Ignatius Ridwan Rais, Malang
Pertama, menurut Hukum Gereja (1983) dan peraturan liturgi yang berlaku sekarang, kehadiran fisik seorang wali Baptis tidak lagi diharuskan, bahkan jika berhalangan hadir, juga tidak lagi harus diwakili oleh seseorang seperti pada Hukum Gereja yang lama (1918). Memang dalam liturgi pembaptisan, ada bagian tanya jawab dengan wali baptis. Tetapi hal ini tidak berarti bahwa wali baptis harus hadir secara fisik dalam upacara pembaptisan.
Kedua, yang harus dipastikan ialah bahwa orang yang dipilih itu sungguh bersedia menjadi wali baptis, mau memenuhi kewajiban-kewajibannya terhadap anak baptisnya serta memenuhi persyaratan. Pelayan pembaptisan harus mempunyai kepastian tentang hal ini, dan jika perlu hal ini dinyatakan secara tertulis dengan tanda tangan dari orang yang bersangkutan. Nama wali baptis ini harus dicatat dalam Buku Baptis.
Ketiga, untuk keabsahan Sakramen Baptis, tidak dipersyaratkan kehadiran fisik wali baptis. Peraturan yang ada hanya ingin memastikan bahwa setiap orang yang dibaptis, mempunyai wali baptis yang akan menjadi semacam orangtua rohani untuk perkembangan iman orang yang dibaptis itu. Tidak dipersyaratkan kehadiran fisik wali baptis.

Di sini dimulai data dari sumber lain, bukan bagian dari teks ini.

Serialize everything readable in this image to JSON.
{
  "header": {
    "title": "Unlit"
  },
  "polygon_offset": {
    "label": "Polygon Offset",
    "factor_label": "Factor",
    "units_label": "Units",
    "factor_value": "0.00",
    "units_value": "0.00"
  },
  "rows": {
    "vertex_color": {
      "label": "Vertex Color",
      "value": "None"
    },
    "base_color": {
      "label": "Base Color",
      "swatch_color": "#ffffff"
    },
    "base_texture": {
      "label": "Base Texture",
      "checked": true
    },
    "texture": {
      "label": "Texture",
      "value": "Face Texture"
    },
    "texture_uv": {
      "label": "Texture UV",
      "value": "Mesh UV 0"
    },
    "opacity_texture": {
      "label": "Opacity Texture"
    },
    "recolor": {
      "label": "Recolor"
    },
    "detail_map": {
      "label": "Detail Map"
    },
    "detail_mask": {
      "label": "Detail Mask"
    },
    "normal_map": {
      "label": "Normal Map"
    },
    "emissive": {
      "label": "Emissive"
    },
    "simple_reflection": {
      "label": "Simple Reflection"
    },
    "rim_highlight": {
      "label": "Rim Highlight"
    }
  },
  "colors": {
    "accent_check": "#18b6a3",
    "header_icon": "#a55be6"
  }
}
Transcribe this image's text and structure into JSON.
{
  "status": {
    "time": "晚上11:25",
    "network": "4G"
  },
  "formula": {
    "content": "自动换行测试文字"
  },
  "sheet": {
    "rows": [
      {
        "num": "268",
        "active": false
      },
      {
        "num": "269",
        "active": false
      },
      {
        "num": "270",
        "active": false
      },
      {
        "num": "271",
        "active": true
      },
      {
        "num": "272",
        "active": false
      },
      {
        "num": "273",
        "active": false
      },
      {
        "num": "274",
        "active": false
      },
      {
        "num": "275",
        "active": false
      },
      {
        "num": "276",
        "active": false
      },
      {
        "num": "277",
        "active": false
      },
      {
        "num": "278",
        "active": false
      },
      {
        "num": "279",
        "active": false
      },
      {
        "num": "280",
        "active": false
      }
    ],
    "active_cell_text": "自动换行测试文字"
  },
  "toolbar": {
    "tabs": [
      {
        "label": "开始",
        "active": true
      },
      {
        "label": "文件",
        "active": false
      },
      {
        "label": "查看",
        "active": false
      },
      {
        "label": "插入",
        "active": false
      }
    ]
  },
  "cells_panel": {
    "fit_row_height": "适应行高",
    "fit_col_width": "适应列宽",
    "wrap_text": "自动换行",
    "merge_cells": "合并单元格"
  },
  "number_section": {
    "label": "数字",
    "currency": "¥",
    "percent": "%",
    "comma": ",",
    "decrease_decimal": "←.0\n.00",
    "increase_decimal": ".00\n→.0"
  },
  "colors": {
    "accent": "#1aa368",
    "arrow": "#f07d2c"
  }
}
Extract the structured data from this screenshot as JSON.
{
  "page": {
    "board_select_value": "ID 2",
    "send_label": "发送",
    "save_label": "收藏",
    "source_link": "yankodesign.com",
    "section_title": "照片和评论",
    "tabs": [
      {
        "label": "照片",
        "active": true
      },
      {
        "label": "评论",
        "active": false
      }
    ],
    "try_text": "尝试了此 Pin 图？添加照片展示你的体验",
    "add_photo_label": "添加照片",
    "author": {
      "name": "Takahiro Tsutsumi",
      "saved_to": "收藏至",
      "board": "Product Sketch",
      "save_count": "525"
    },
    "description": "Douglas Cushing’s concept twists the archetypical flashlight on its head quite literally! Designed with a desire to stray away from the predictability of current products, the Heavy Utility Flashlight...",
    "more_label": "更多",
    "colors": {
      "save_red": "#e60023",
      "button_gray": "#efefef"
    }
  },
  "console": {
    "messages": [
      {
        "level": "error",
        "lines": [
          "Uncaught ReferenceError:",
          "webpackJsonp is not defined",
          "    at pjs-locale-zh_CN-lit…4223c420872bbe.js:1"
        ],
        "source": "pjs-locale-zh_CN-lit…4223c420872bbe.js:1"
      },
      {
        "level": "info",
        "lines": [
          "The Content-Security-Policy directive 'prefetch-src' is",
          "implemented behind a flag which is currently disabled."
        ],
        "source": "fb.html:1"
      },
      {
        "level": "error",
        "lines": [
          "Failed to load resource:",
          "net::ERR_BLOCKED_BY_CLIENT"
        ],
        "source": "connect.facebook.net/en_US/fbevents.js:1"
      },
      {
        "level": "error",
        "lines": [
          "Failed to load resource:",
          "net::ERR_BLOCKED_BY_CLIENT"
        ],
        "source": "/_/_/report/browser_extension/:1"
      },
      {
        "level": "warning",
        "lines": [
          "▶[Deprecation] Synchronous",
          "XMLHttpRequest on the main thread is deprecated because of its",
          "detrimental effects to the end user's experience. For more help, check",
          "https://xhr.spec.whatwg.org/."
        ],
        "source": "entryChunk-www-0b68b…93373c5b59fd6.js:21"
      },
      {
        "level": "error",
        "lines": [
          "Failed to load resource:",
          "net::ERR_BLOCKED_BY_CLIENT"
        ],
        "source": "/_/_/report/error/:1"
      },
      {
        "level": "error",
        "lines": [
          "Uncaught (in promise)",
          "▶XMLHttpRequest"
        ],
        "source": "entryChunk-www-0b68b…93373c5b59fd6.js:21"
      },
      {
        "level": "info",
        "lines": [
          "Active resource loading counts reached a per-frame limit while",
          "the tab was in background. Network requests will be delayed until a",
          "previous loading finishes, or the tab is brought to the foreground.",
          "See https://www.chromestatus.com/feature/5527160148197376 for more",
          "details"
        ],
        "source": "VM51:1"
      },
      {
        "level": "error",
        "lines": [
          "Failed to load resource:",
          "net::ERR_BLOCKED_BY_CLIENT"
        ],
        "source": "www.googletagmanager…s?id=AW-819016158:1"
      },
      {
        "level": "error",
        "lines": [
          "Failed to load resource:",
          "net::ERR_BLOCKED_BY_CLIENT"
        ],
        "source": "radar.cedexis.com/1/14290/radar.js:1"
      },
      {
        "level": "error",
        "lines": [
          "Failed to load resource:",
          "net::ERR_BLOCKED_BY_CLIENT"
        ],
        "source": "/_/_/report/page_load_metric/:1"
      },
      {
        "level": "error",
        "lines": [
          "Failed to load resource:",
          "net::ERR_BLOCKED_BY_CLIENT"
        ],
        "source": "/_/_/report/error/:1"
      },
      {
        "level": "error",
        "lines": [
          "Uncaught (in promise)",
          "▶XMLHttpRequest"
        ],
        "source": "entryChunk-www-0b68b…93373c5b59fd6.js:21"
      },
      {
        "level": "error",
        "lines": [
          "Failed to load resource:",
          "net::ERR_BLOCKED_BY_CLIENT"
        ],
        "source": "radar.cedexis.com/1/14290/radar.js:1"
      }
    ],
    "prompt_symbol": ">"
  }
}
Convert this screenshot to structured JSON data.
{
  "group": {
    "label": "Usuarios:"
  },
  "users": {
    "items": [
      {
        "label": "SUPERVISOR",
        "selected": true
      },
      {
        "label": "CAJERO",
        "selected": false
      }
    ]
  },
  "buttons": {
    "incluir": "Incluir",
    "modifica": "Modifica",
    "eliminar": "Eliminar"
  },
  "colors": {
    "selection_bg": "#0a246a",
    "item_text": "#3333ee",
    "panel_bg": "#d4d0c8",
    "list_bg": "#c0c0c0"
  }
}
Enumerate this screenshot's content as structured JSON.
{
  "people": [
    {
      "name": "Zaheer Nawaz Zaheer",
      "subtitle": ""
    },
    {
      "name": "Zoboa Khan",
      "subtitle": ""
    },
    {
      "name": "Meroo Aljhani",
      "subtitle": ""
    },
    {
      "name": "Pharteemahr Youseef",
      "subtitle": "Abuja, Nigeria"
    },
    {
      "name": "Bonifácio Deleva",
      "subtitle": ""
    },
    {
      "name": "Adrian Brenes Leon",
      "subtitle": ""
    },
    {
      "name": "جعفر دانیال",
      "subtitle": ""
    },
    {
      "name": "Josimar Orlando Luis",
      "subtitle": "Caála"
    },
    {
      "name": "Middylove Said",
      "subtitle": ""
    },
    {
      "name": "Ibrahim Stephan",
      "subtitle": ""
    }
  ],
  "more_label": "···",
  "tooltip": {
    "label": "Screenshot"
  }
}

Ketika menjadi wali baptis seorang keponakan yang masih bayi, ternyata saya tidak memainkan peran apapun dalam upacara pembaptisan. Saya juga tidak menggendong keponakan saya saat pembaptisan. Lalu, apakah memang masih dibutuhkan wali baptis?
B. Florens Gerhanawati, Malang
Pertama, dalam teologi Gereja tentang Sakramen Baptis sekarang, memang tugas utama wali baptis tidak terletak pada saat upacara pembaptisan. Gereja menekankan pada saat pembaptisan bahwa adalah tanggung jawab utama orangtua untuk memberikan pendidikan iman Katolik yang memadai bagi anak mereka. Beban tanggung jawab orangtua ini diungkapkan dengan sikap orangtua yang menggendong anak itu sendiri saat pembaptisan. Karena itu, wali baptis kurang memainkan peran pada upacara pembaptisan selain tanya jawab dan janji yang harus diucapkan.
Kedua, ini tidak berarti bahwa wali baptis tidak dibutuhkan lagi. Sebaliknya, Gereja sangat menekankan peran wali baptis sebagai pendukung dan pembantu orangtua dalam pendidikan rohani anak yang dibaptis sampai mereka mencapai kedewasaan Kristiani. Dalam rumitnya pendidikan iman anak-anak jaman sekarang, peran wali baptis menjadi sangat penting, misal dengan memberi teladan, dukungan, bimbingan, terutama pada saat kritis pertumbuhan mereka. Dibutuhkan wali baptis yang sungguh serius melaksanakan kewajiban mereka dalam menumbuhkembangkan hidup rohani anak baptis mereka.
Maka, menggendong anak baptis pada saat pembaptisan bukanlah tanggung jawab utama wali baptis. Tanpa melaksanakan peran ini sekalipun, wali baptis tetap dibutuhkan. Justru pengaturan yang sekarang, yaitu orangtua sendiri yang menggendong anak mereka, lebih menunjukkan kenyataan tanggung jawab dan kewajiban yang seharusnya. Wali baptis hanyalah membantu orangtua mendidik anak itu selanjutnya. Di sinilah wali baptis harus memainkan peran yang lebih penting dan menentukan daripada sekadar membantu dalam upacara pembaptisan. Perubahan peran ini yang sangat perlu disadari wali baptis. Di lain pihak, wali baptis tetap bisa dan perlu dilibatkan dalam peran lain saat pembaptisan, misal mengeringkan air baptis dengan handuk.